Our team was also working with outside forensics teams to make sure nothing else was going on. We were trying to ascertain the problem, fix the problem and find any other breakages along the way—all at the same time.
And then the news went to the executive leadership team that morning.
KELLEY McCORMICK: I’d only been with the brand for about three months, and that was my second executive leadership team meeting. I was learning a lot about the ethos of the company and how the brand was built. I was still figuring out functions of teams.

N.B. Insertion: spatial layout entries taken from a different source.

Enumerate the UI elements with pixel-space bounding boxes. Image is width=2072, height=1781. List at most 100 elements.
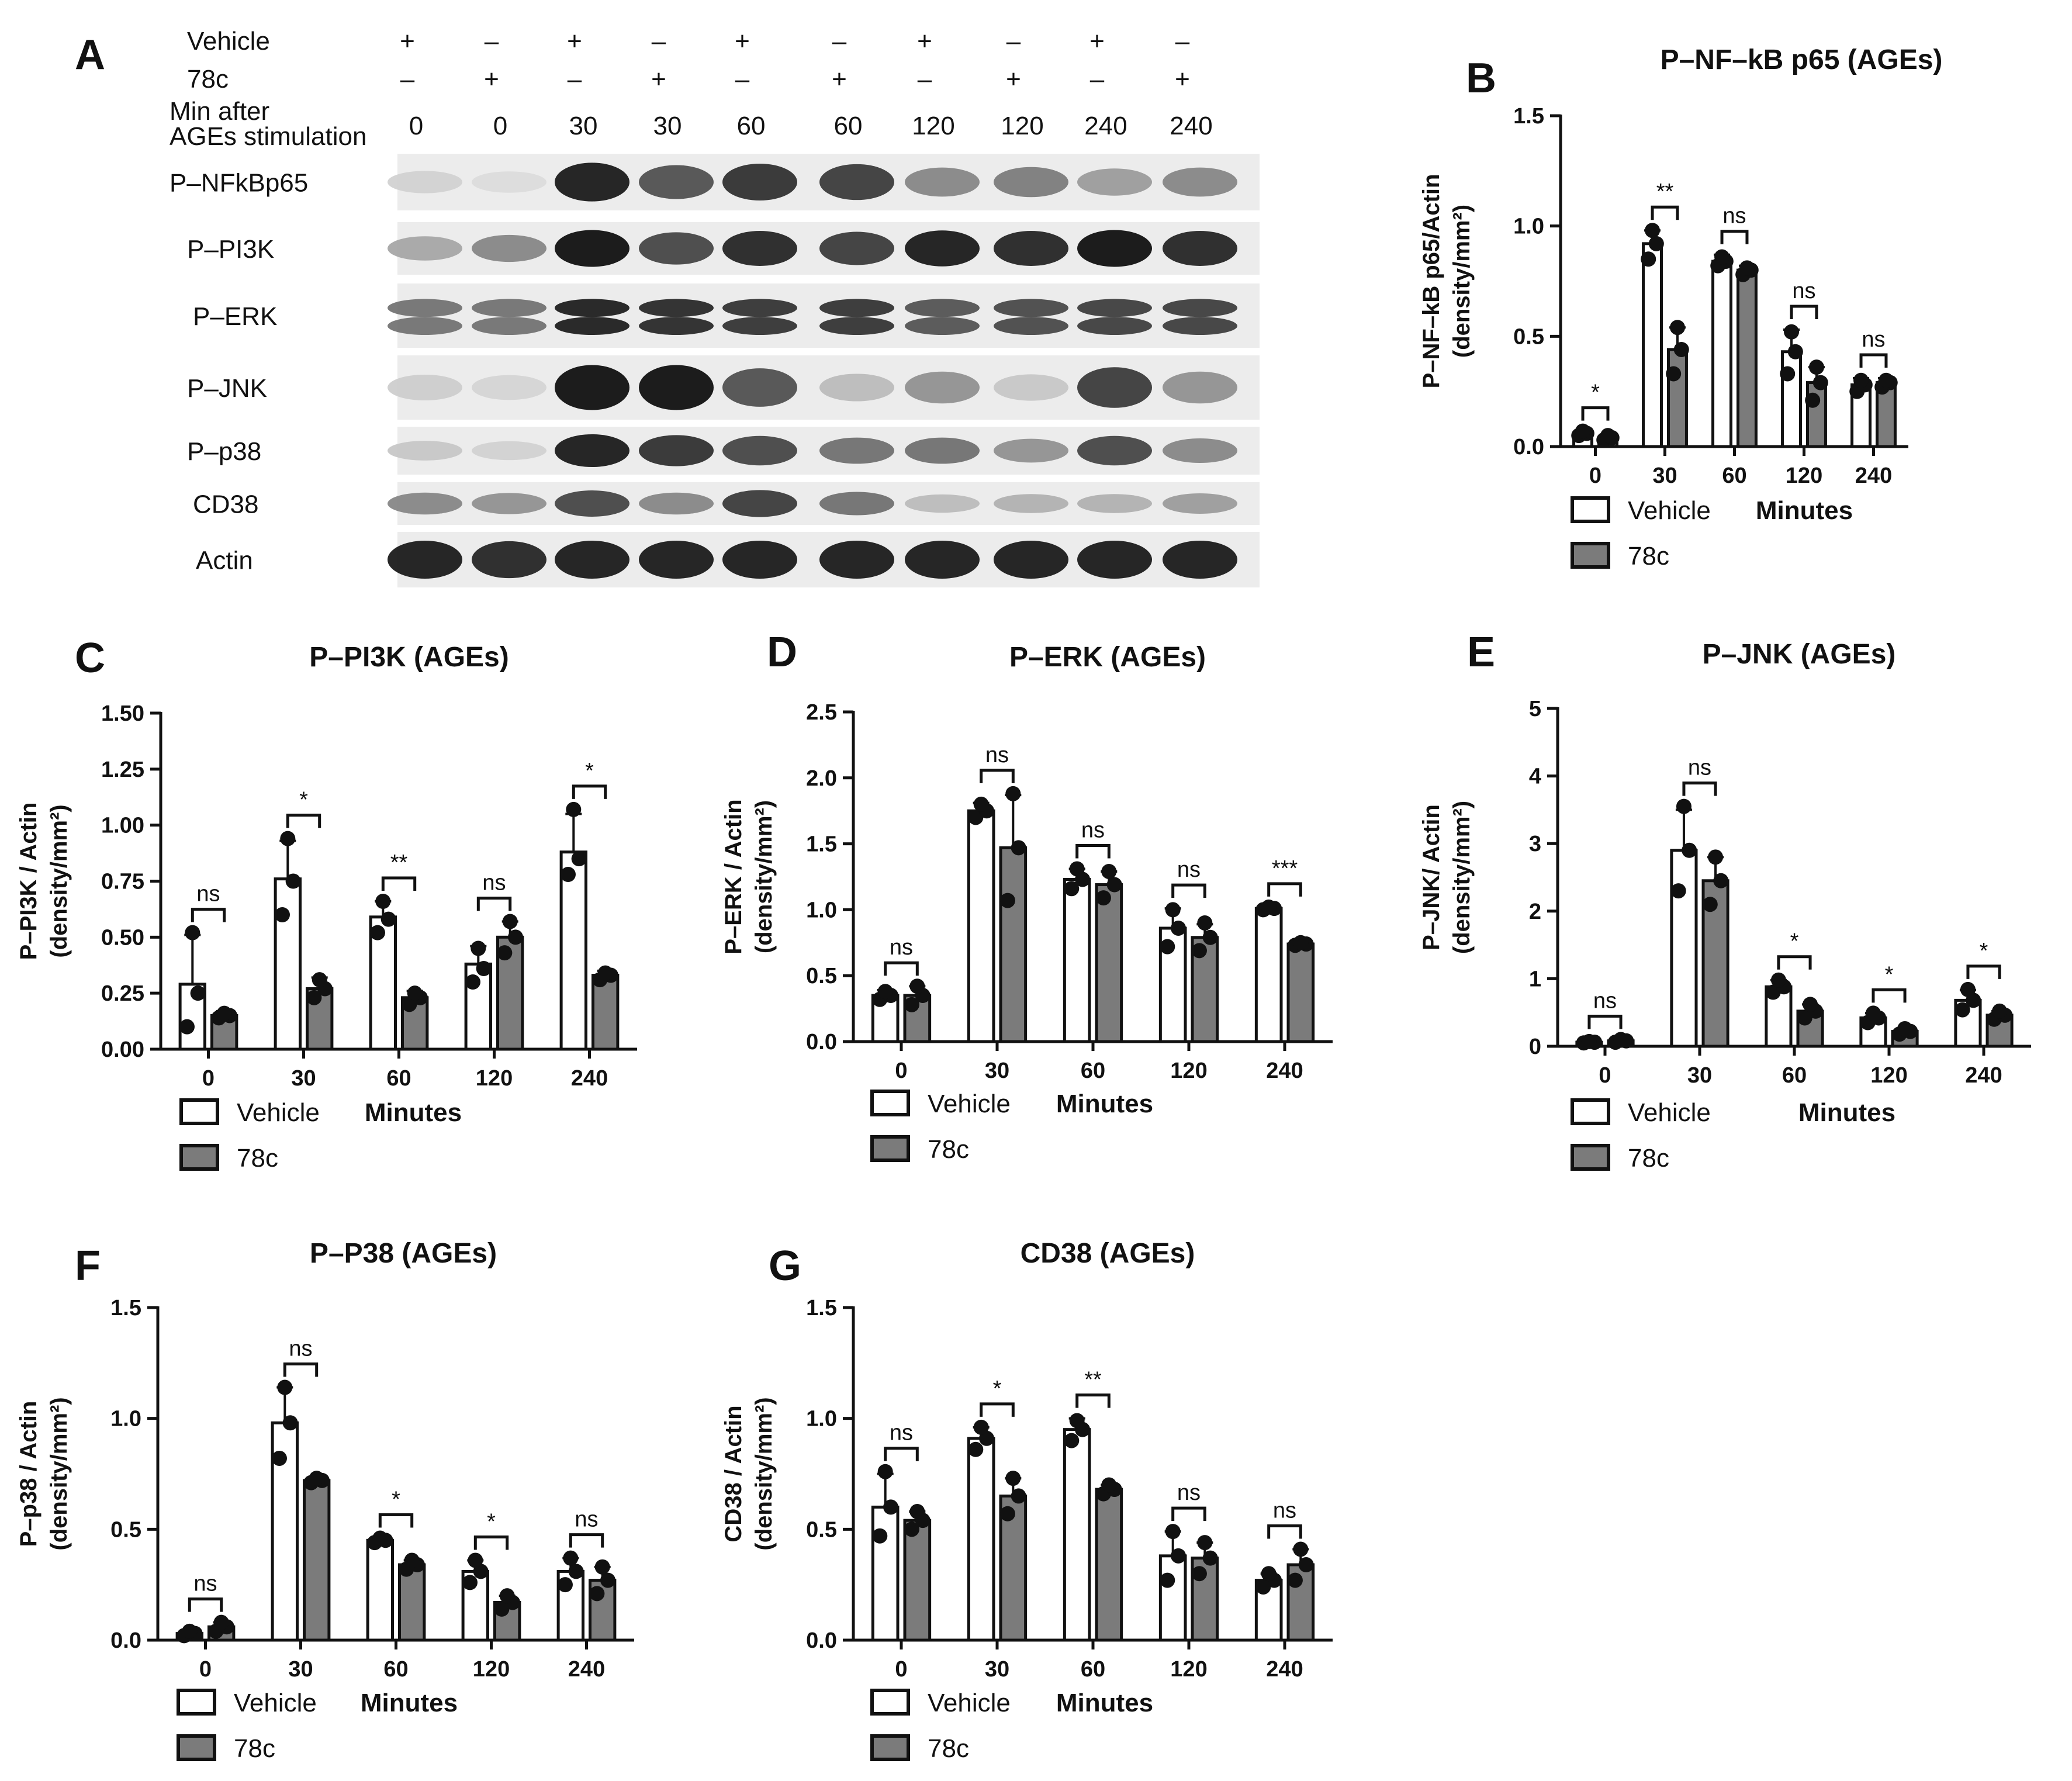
bar-vehicle <box>559 850 587 1051</box>
y-tick-label: 0.75 <box>101 870 144 894</box>
x-tick-label: 60 <box>386 1066 411 1091</box>
data-point <box>1160 939 1175 955</box>
blot-band <box>639 435 714 466</box>
significance-label: * <box>1591 381 1600 405</box>
data-point <box>1641 251 1656 267</box>
blot-band <box>994 231 1068 266</box>
bar-vehicle <box>1254 907 1283 1043</box>
data-point <box>1095 890 1111 906</box>
data-point <box>1955 1002 1970 1018</box>
data-point <box>1191 943 1207 959</box>
blot-band <box>994 167 1068 198</box>
bar-vehicle <box>871 1505 900 1642</box>
treatment-sign: + <box>1089 27 1105 56</box>
significance-label: ns <box>196 882 220 907</box>
data-point <box>1575 423 1591 439</box>
significance-bracket <box>1790 305 1818 320</box>
significance-bracket <box>884 1447 919 1461</box>
x-tick-label: 0 <box>895 1657 907 1682</box>
data-point <box>271 1450 287 1466</box>
blot-band <box>1077 299 1152 317</box>
x-tick-label: 240 <box>1965 1063 2002 1088</box>
data-point <box>190 985 206 1001</box>
blot-band <box>905 299 980 317</box>
treatment-sign: + <box>832 65 847 94</box>
significance-bracket <box>569 1533 604 1548</box>
y-axis-label-line2: (density/mm²) <box>751 800 777 953</box>
bar-78c <box>1095 883 1123 1043</box>
data-point <box>872 1528 888 1544</box>
data-point <box>1298 1557 1314 1573</box>
data-point <box>1197 915 1213 931</box>
bar-78c <box>903 1519 932 1642</box>
blot-band <box>1163 317 1237 335</box>
y-axis-label-line1: P–PI3K / Actin <box>16 803 41 960</box>
x-tick-label: 30 <box>985 1657 1009 1682</box>
y-tick-label: 1.50 <box>101 701 144 726</box>
data-point <box>1101 1477 1117 1493</box>
blot-band <box>994 317 1068 335</box>
chart-panel-f: F P–P38 (AGEs) 0.0 0.5 1.0 1.5 P–p38 / Actin (d… <box>16 1238 634 1763</box>
blot-band <box>555 365 629 410</box>
data-point <box>1713 873 1729 888</box>
significance-label: ** <box>1656 179 1674 204</box>
chart-title: P–PI3K (AGEs) <box>309 642 509 673</box>
data-point <box>1171 1548 1187 1564</box>
bar-vehicle <box>366 1538 394 1642</box>
y-axis-label-line1: CD38 / Actin <box>721 1405 746 1542</box>
data-point <box>1011 1488 1026 1504</box>
y-tick-label: 0.0 <box>806 1628 837 1653</box>
y-tick-label: 0.00 <box>101 1038 144 1062</box>
band-label: P–NFkBp65 <box>170 169 308 198</box>
data-point <box>571 851 587 867</box>
data-point <box>1261 899 1277 915</box>
panel-label: C <box>75 635 105 682</box>
blot-band <box>1077 541 1152 579</box>
y-tick-label: 2 <box>1529 900 1541 924</box>
blot-band <box>994 494 1068 513</box>
data-point <box>597 965 613 981</box>
blot-band <box>905 317 980 335</box>
y-tick-label: 1.5 <box>110 1296 141 1320</box>
blot-band <box>722 299 797 317</box>
data-point <box>1160 1572 1175 1588</box>
blot-band <box>1163 438 1237 464</box>
data-point <box>282 1415 298 1431</box>
significance-label: ns <box>985 743 1009 767</box>
data-point <box>1708 849 1724 865</box>
blot-band <box>722 435 797 466</box>
data-point <box>1739 260 1755 276</box>
blot-band <box>722 541 797 579</box>
significance-label: ns <box>1593 988 1617 1013</box>
data-point <box>1865 1005 1881 1021</box>
blot-band <box>555 541 629 579</box>
significance-bracket <box>191 908 226 922</box>
blot-band <box>1163 231 1237 266</box>
data-point <box>909 978 925 994</box>
y-tick-label: 1 <box>1529 967 1541 991</box>
x-tick-label: 240 <box>568 1657 605 1682</box>
data-point <box>1064 881 1080 897</box>
legend-label-78c: 78c <box>1628 1144 1669 1173</box>
significance-label: ** <box>1084 1368 1102 1392</box>
data-point <box>274 907 290 922</box>
significance-bracket <box>476 897 512 911</box>
chart-title: P–NF–kB p65 (AGEs) <box>1661 44 1943 75</box>
legend-swatch-78c <box>1571 1144 1610 1171</box>
data-point <box>1878 372 1894 388</box>
y-axis-label-line2: (density/mm²) <box>46 1397 72 1550</box>
treatment-sign: – <box>1175 27 1190 56</box>
blot-band <box>905 494 980 513</box>
blot-band <box>388 374 462 401</box>
significance-label: ns <box>890 1421 913 1445</box>
chart-panel-e: E P–JNK (AGEs) 0 1 2 3 4 5 P–JNK/ Actin (density/… <box>1419 629 2031 1173</box>
treatment-sign: – <box>485 27 499 56</box>
legend-swatch-vehicle <box>177 1689 216 1716</box>
blot-band <box>1163 541 1237 579</box>
bar-78c <box>1095 1488 1123 1642</box>
data-point <box>563 1550 579 1566</box>
blot-band <box>1077 494 1152 513</box>
panel-label: E <box>1467 629 1495 676</box>
data-point <box>213 1614 229 1630</box>
x-tick-label: 30 <box>288 1657 313 1682</box>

After finding out, it wasn’t who to call, it was what part of the company was I calling? I had the luxury of having people—both our team in-house and outside advisers—to help us think through the process. And I was literally learning about the company and discovering our amazing capabilities in the process.
TV: I remember Kelley being in John’s office and saying very humbly, “This is where my job gets easy because I do what legal tells me.” I knew your job wasn’t going to be easy at all, but it was funny.
KM: There are times when communications can challenge legal to relax or be more aggressive. But given the nature of this situation, I felt the default had to go to legal. I wanted to diminish that debate.
TV: After he had processed the news, Paul Fipps, our Chief Digital Officer, pulled the team together. His first inclination was essentially: “We recently relaunched our core values and those will inform how we do this.” Guided by those values, he wanted us to go public with the information before markets closed on Thursday. Because Friday was Good Friday, a market holiday. And then you have the weekend. Nobody wants to go out on a Friday. It’s considered crummy. The holiday sort of threw us into that aggressive push to get it out by Thursday.
But, of course, the last thing you want is to go out twice. You look incompetent, right? So it not only had to be very fast, it had to be right. I remember a conversation where we were asked, “Can you do it by Thursday?” And I said, “We’re going to try.” And the response was: “That wasn’t my question.”